3 June 1997

The Strains Of Accepting Women In The Armed Forces

Anthony F. Milavic,
Major, United States Marine Corps, (Retired)

In the wake of the Lt. Kelly Flinn, USAF affair, a new and even more disturbing event has come to light. On 31 May 1997, I read in the Washington Post of actions that suggest that our government is taking on the trappings of the 13th century Inquisition or a totalitarian regime: ”Admiral, [and] Army Counsel Probed For Harassment.”  I am specifically referring to the allegations leveled against the Army’s general counsel, Mr. William Coleman III, that constitute “sexual harassment.” Reportedly, he has had three charges levied against him: [emphases mine]

1) ”TOLD offensive jokes in public”

2) ”LISTENED to rap music with offensive lyrics"

3) ”
a subordinate in an offensive manner at an office luncheon.”

These are not reflective of a government that finds its roots in freedom of speech and expression; these are indicative of totalitarianism. 

Let’s look first at the behavior under indictment. The author of the Washington Post article, Dana Priest, writes: “...experts inside and outside the services believe it reflects the strains of a still-evolving acceptance of women in the armed forces.” Well, whoever those “experts” might be their observation is, at best, a half-truth. Women served in the U. S. Marine Corps during the two World Wars and became a permanent component in 1948. The other Services had similar experiences. During my 25 years service, I don’t recall any “strains” in accepting them; that is, accepting them as women. The “strain” came with the advent of a manifest hypocrisy camouflaged in a policy popularly known as “political correctness.” 

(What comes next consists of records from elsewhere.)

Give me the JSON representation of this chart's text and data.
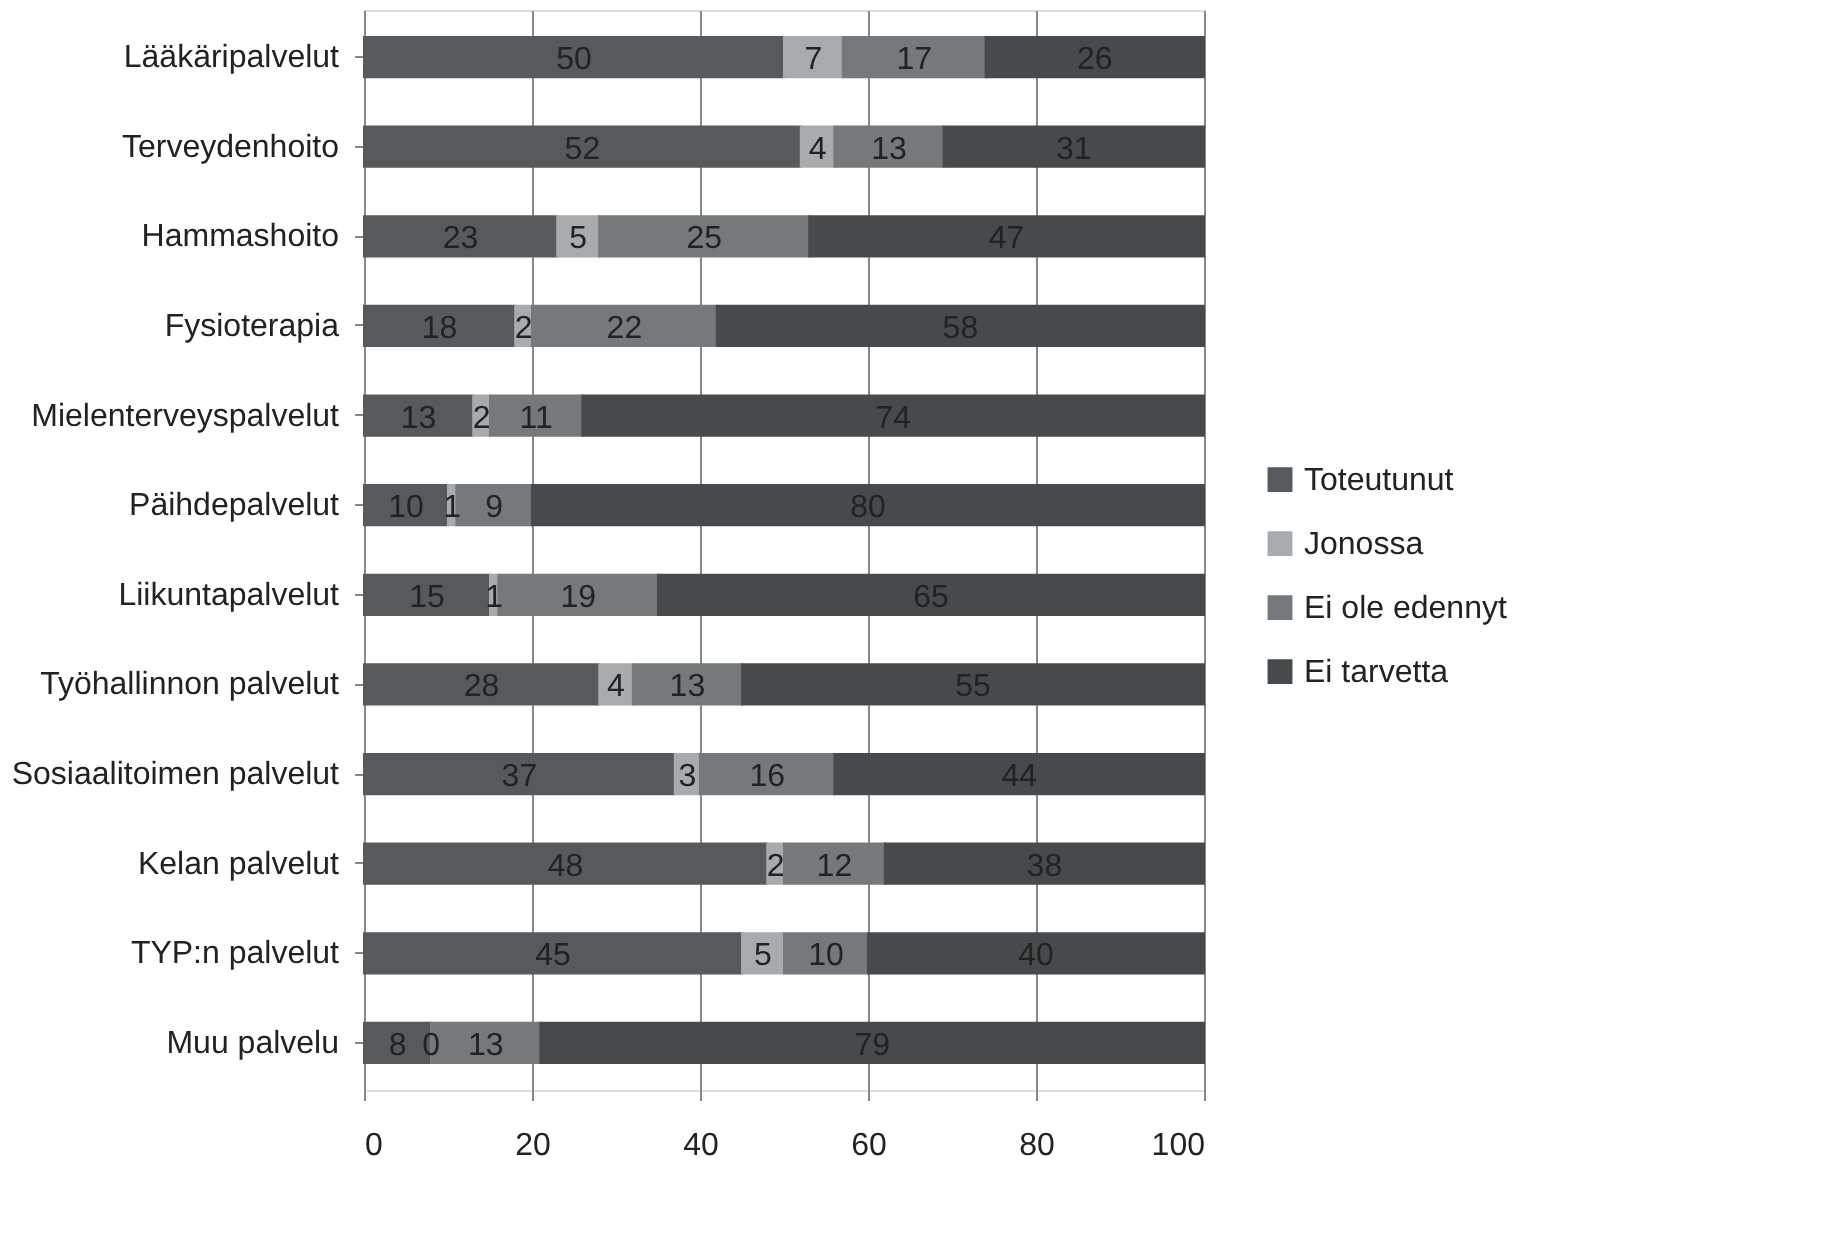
{
  "chart_data": {
    "type": "bar",
    "orientation": "horizontal",
    "stacked": true,
    "data_labels": true,
    "grid": "x",
    "legend": "right",
    "categories": [
      "Lääkäripalvelut",
      "Terveydenhoito",
      "Hammashoito",
      "Fysioterapia",
      "Mielenterveyspalvelut",
      "Päihdepalvelut",
      "Liikuntapalvelut",
      "Työhallinnon palvelut",
      "Sosiaalitoimen palvelut",
      "Kelan palvelut",
      "TYP:n palvelut",
      "Muu palvelu"
    ],
    "series": [
      {
        "name": "Toteutunut",
        "color": "#575a5c",
        "values": [
          50,
          52,
          23,
          18,
          13,
          10,
          15,
          28,
          37,
          48,
          45,
          8
        ]
      },
      {
        "name": "Jonossa",
        "color": "#a8abad",
        "values": [
          7,
          4,
          5,
          2,
          2,
          1,
          1,
          4,
          3,
          2,
          5,
          0
        ]
      },
      {
        "name": "Ei ole edennyt",
        "color": "#76797b",
        "values": [
          17,
          13,
          25,
          22,
          11,
          9,
          19,
          13,
          16,
          12,
          10,
          13
        ]
      },
      {
        "name": "Ei tarvetta",
        "color": "#474a4c",
        "values": [
          26,
          31,
          47,
          58,
          74,
          80,
          65,
          55,
          44,
          38,
          40,
          79
        ]
      }
    ],
    "xlim": [
      0,
      100
    ],
    "xticks": [
      0,
      20,
      40,
      60,
      80,
      100
    ]
  }
}
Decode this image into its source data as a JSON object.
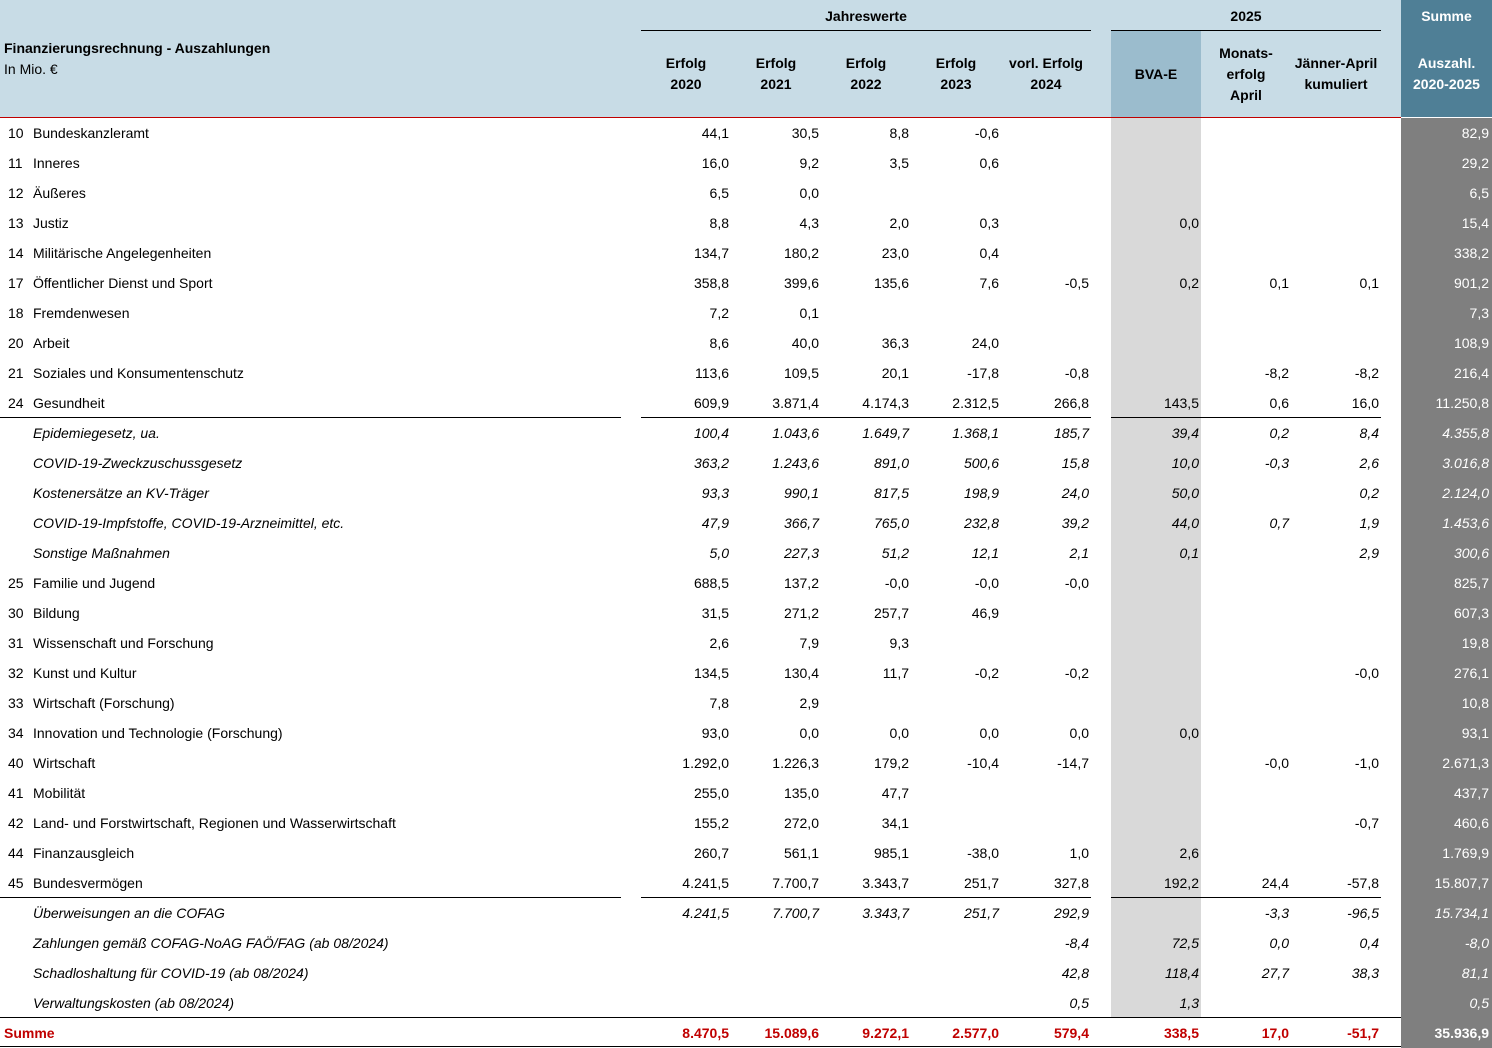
{
  "header": {
    "title": "Finanzierungsrechnung - Auszahlungen",
    "unit": "In Mio. €",
    "group_jahreswerte": "Jahreswerte",
    "group_2025": "2025",
    "group_summe": "Summe",
    "columns": [
      "Erfolg\n2020",
      "Erfolg\n2021",
      "Erfolg\n2022",
      "Erfolg\n2023",
      "vorl. Erfolg\n2024",
      "BVA-E",
      "Monats-\nerfolg\nApril",
      "Jänner-April\nkumuliert",
      "Auszahl.\n2020-2025"
    ]
  },
  "rows": [
    {
      "num": "10",
      "label": "Bundeskanzleramt",
      "values": [
        "44,1",
        "30,5",
        "8,8",
        "-0,6",
        "",
        "",
        "",
        "",
        "82,9"
      ]
    },
    {
      "num": "11",
      "label": "Inneres",
      "values": [
        "16,0",
        "9,2",
        "3,5",
        "0,6",
        "",
        "",
        "",
        "",
        "29,2"
      ]
    },
    {
      "num": "12",
      "label": "Äußeres",
      "values": [
        "6,5",
        "0,0",
        "",
        "",
        "",
        "",
        "",
        "",
        "6,5"
      ]
    },
    {
      "num": "13",
      "label": "Justiz",
      "values": [
        "8,8",
        "4,3",
        "2,0",
        "0,3",
        "",
        "0,0",
        "",
        "",
        "15,4"
      ]
    },
    {
      "num": "14",
      "label": "Militärische Angelegenheiten",
      "values": [
        "134,7",
        "180,2",
        "23,0",
        "0,4",
        "",
        "",
        "",
        "",
        "338,2"
      ]
    },
    {
      "num": "17",
      "label": "Öffentlicher Dienst und Sport",
      "values": [
        "358,8",
        "399,6",
        "135,6",
        "7,6",
        "-0,5",
        "0,2",
        "0,1",
        "0,1",
        "901,2"
      ]
    },
    {
      "num": "18",
      "label": "Fremdenwesen",
      "values": [
        "7,2",
        "0,1",
        "",
        "",
        "",
        "",
        "",
        "",
        "7,3"
      ]
    },
    {
      "num": "20",
      "label": "Arbeit",
      "values": [
        "8,6",
        "40,0",
        "36,3",
        "24,0",
        "",
        "",
        "",
        "",
        "108,9"
      ]
    },
    {
      "num": "21",
      "label": "Soziales und Konsumentenschutz",
      "values": [
        "113,6",
        "109,5",
        "20,1",
        "-17,8",
        "-0,8",
        "",
        "-8,2",
        "-8,2",
        "216,4"
      ]
    },
    {
      "num": "24",
      "label": "Gesundheit",
      "values": [
        "609,9",
        "3.871,4",
        "4.174,3",
        "2.312,5",
        "266,8",
        "143,5",
        "0,6",
        "16,0",
        "11.250,8"
      ]
    },
    {
      "num": "",
      "label": "Epidemiegesetz, ua.",
      "sub": true,
      "values": [
        "100,4",
        "1.043,6",
        "1.649,7",
        "1.368,1",
        "185,7",
        "39,4",
        "0,2",
        "8,4",
        "4.355,8"
      ]
    },
    {
      "num": "",
      "label": "COVID-19-Zweckzuschussgesetz",
      "sub": true,
      "values": [
        "363,2",
        "1.243,6",
        "891,0",
        "500,6",
        "15,8",
        "10,0",
        "-0,3",
        "2,6",
        "3.016,8"
      ]
    },
    {
      "num": "",
      "label": "Kostenersätze an KV-Träger",
      "sub": true,
      "values": [
        "93,3",
        "990,1",
        "817,5",
        "198,9",
        "24,0",
        "50,0",
        "",
        "0,2",
        "2.124,0"
      ]
    },
    {
      "num": "",
      "label": "COVID-19-Impfstoffe, COVID-19-Arzneimittel, etc.",
      "sub": true,
      "values": [
        "47,9",
        "366,7",
        "765,0",
        "232,8",
        "39,2",
        "44,0",
        "0,7",
        "1,9",
        "1.453,6"
      ]
    },
    {
      "num": "",
      "label": "Sonstige Maßnahmen",
      "sub": true,
      "values": [
        "5,0",
        "227,3",
        "51,2",
        "12,1",
        "2,1",
        "0,1",
        "",
        "2,9",
        "300,6"
      ]
    },
    {
      "num": "25",
      "label": "Familie und Jugend",
      "values": [
        "688,5",
        "137,2",
        "-0,0",
        "-0,0",
        "-0,0",
        "",
        "",
        "",
        "825,7"
      ]
    },
    {
      "num": "30",
      "label": "Bildung",
      "values": [
        "31,5",
        "271,2",
        "257,7",
        "46,9",
        "",
        "",
        "",
        "",
        "607,3"
      ]
    },
    {
      "num": "31",
      "label": "Wissenschaft und Forschung",
      "values": [
        "2,6",
        "7,9",
        "9,3",
        "",
        "",
        "",
        "",
        "",
        "19,8"
      ]
    },
    {
      "num": "32",
      "label": "Kunst und Kultur",
      "values": [
        "134,5",
        "130,4",
        "11,7",
        "-0,2",
        "-0,2",
        "",
        "",
        "-0,0",
        "276,1"
      ]
    },
    {
      "num": "33",
      "label": "Wirtschaft (Forschung)",
      "values": [
        "7,8",
        "2,9",
        "",
        "",
        "",
        "",
        "",
        "",
        "10,8"
      ]
    },
    {
      "num": "34",
      "label": "Innovation und Technologie (Forschung)",
      "values": [
        "93,0",
        "0,0",
        "0,0",
        "0,0",
        "0,0",
        "0,0",
        "",
        "",
        "93,1"
      ]
    },
    {
      "num": "40",
      "label": "Wirtschaft",
      "values": [
        "1.292,0",
        "1.226,3",
        "179,2",
        "-10,4",
        "-14,7",
        "",
        "-0,0",
        "-1,0",
        "2.671,3"
      ]
    },
    {
      "num": "41",
      "label": "Mobilität",
      "values": [
        "255,0",
        "135,0",
        "47,7",
        "",
        "",
        "",
        "",
        "",
        "437,7"
      ]
    },
    {
      "num": "42",
      "label": "Land- und Forstwirtschaft, Regionen und Wasserwirtschaft",
      "values": [
        "155,2",
        "272,0",
        "34,1",
        "",
        "",
        "",
        "",
        "-0,7",
        "460,6"
      ]
    },
    {
      "num": "44",
      "label": "Finanzausgleich",
      "values": [
        "260,7",
        "561,1",
        "985,1",
        "-38,0",
        "1,0",
        "2,6",
        "",
        "",
        "1.769,9"
      ]
    },
    {
      "num": "45",
      "label": "Bundesvermögen",
      "values": [
        "4.241,5",
        "7.700,7",
        "3.343,7",
        "251,7",
        "327,8",
        "192,2",
        "24,4",
        "-57,8",
        "15.807,7"
      ]
    },
    {
      "num": "",
      "label": "Überweisungen an die COFAG",
      "sub": true,
      "values": [
        "4.241,5",
        "7.700,7",
        "3.343,7",
        "251,7",
        "292,9",
        "",
        "-3,3",
        "-96,5",
        "15.734,1"
      ]
    },
    {
      "num": "",
      "label": "Zahlungen gemäß COFAG-NoAG FAÖ/FAG (ab 08/2024)",
      "sub": true,
      "values": [
        "",
        "",
        "",
        "",
        "-8,4",
        "72,5",
        "0,0",
        "0,4",
        "-8,0"
      ]
    },
    {
      "num": "",
      "label": "Schadloshaltung für COVID-19 (ab 08/2024)",
      "sub": true,
      "values": [
        "",
        "",
        "",
        "",
        "42,8",
        "118,4",
        "27,7",
        "38,3",
        "81,1"
      ]
    },
    {
      "num": "",
      "label": "Verwaltungskosten (ab 08/2024)",
      "sub": true,
      "values": [
        "",
        "",
        "",
        "",
        "0,5",
        "1,3",
        "",
        "",
        "0,5"
      ]
    },
    {
      "num": "",
      "label": "Summe",
      "total": true,
      "values": [
        "8.470,5",
        "15.089,6",
        "9.272,1",
        "2.577,0",
        "579,4",
        "338,5",
        "17,0",
        "-51,7",
        "35.936,9"
      ]
    }
  ]
}
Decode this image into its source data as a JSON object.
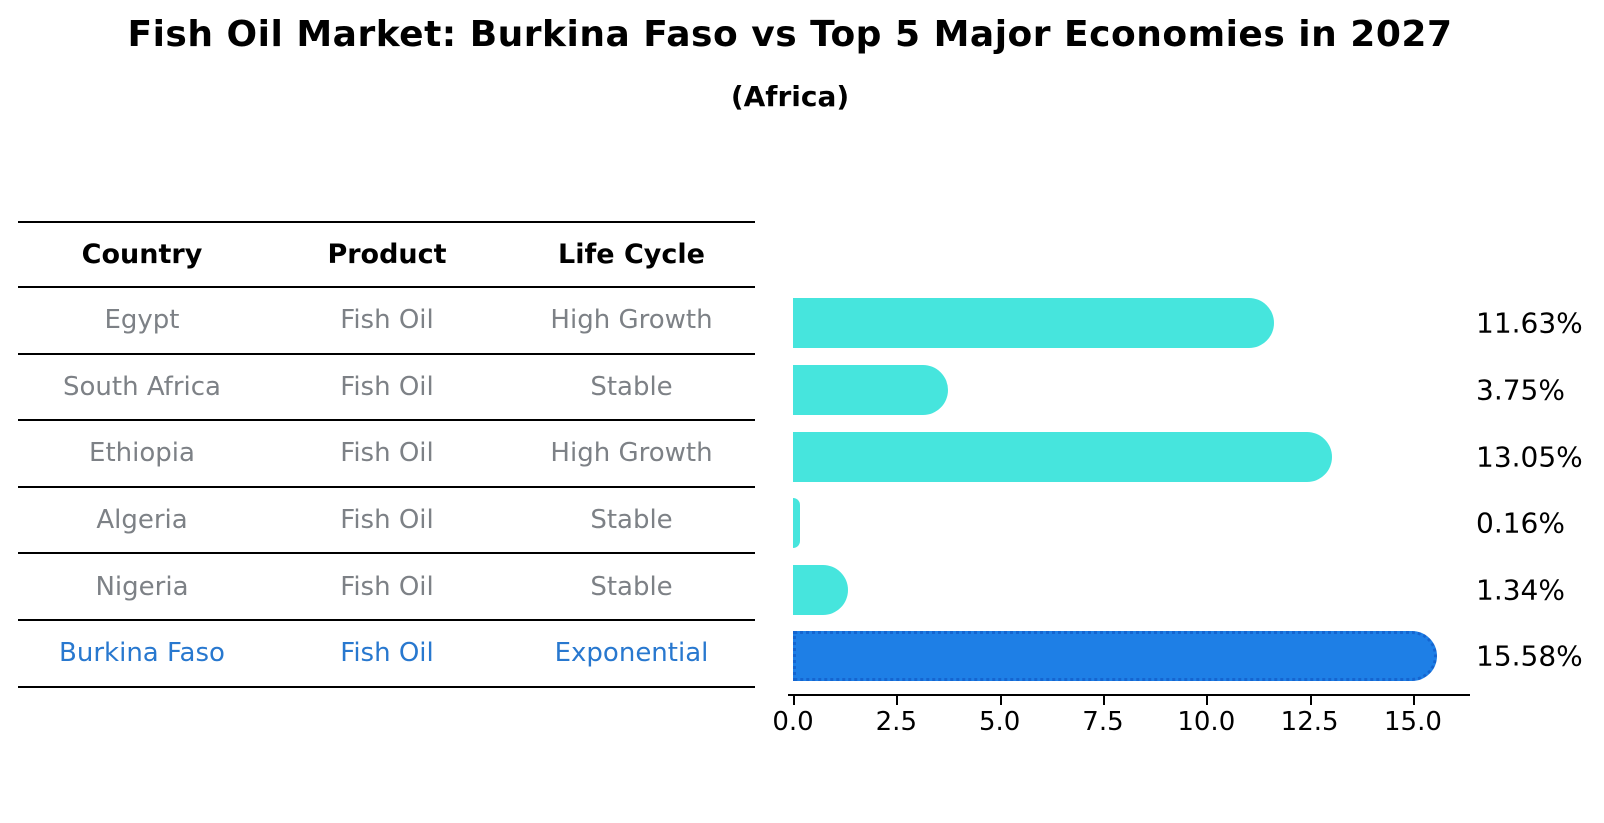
{
  "header": {
    "title": "Fish Oil Market: Burkina Faso vs Top 5 Major Economies in 2027",
    "subtitle": "(Africa)"
  },
  "table": {
    "headers": [
      "Country",
      "Product",
      "Life Cycle"
    ],
    "rows": [
      {
        "country": "Egypt",
        "product": "Fish Oil",
        "life_cycle": "High Growth"
      },
      {
        "country": "South Africa",
        "product": "Fish Oil",
        "life_cycle": "Stable"
      },
      {
        "country": "Ethiopia",
        "product": "Fish Oil",
        "life_cycle": "High Growth"
      },
      {
        "country": "Algeria",
        "product": "Fish Oil",
        "life_cycle": "Stable"
      },
      {
        "country": "Nigeria",
        "product": "Fish Oil",
        "life_cycle": "Stable"
      },
      {
        "country": "Burkina Faso",
        "product": "Fish Oil",
        "life_cycle": "Exponential"
      }
    ],
    "highlight_row_index": 5
  },
  "chart_data": {
    "type": "bar",
    "orientation": "horizontal",
    "title": "Fish Oil Market: Burkina Faso vs Top 5 Major Economies in 2027",
    "subtitle": "(Africa)",
    "categories": [
      "Egypt",
      "South Africa",
      "Ethiopia",
      "Algeria",
      "Nigeria",
      "Burkina Faso"
    ],
    "values": [
      11.63,
      3.75,
      13.05,
      0.16,
      1.34,
      15.58
    ],
    "value_labels": [
      "11.63%",
      "3.75%",
      "13.05%",
      "0.16%",
      "1.34%",
      "15.58%"
    ],
    "highlight_index": 5,
    "xlim": [
      0,
      16.4
    ],
    "xticks": [
      0,
      2.5,
      5,
      7.5,
      10,
      12.5,
      15
    ],
    "xtick_labels": [
      "0.0",
      "2.5",
      "5.0",
      "7.5",
      "10.0",
      "12.5",
      "15.0"
    ],
    "grid": false,
    "legend": null
  },
  "colors": {
    "bar_color": "#46e5dd",
    "highlight_bar_color": "#1e7fe6",
    "highlight_bar_edge_color": "#1565d0",
    "table_text_color": "#7d8186",
    "highlight_text_color": "#2878cf",
    "heading_color": "#000000"
  }
}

Central to this “political correctness” is egalitarianism staged through the neutering of the sexes--everyone is a person. The hypocrisy here finds its roots in the standard “first among equals” of totalitarian regimes; i.e, equality is defined by those in-charge. Today’s hypocrisy surfaces as we see that women and men are morphed into personhood. That is, they are gender-normed by replacing their labels of man and woman with the single label, "person." However, the gender norming--sameness--process ends with the label of, "person": The former women are given "assertive" training--an attribute historically associated with men; and, the former men are subjected to "sensitivity" training--an attribute historically associated with women. This is a transparent attempt to excise an inherent attribute from one group and transplant it in another group--male MACHO becomes, in a word coined by actress Katherine Hepburn and expressed during a "60 Minutes" interview, "FACHO." The neo-egalitarianism is then realized: female person superiority through assertiveness/aggression over the now emasculated--sensitive--male person.  However, brainwashing in and of itself, does not assure the subjugation of its target group; that’s how we get to the “strains.”

Federal legislation against “sexual harassment” was advertised as a means of protecting women from sexual coercion. In practice, as in the example of Mr. Coleman, it is a vise for squeezing off men’s constitutional freedom of expression. Once again, Mr. Coleman’s crimes were: TOLD and LISTENED; and, TOUCHED someone once in a public place. Ah, but they were “offensive” acts. Note: Ms. Priest does not suggest that the accused was attempting to sexually coerce anyone. She writes only that his actions were “offensive.” I ask, “How many ways are there to be offensive?” The more people counting the ways, the more ways there are! How can anyone function with the ever-present threat that someone will construe his words or what he listens to as offensive and subject to federal punitive action? THAT is strain!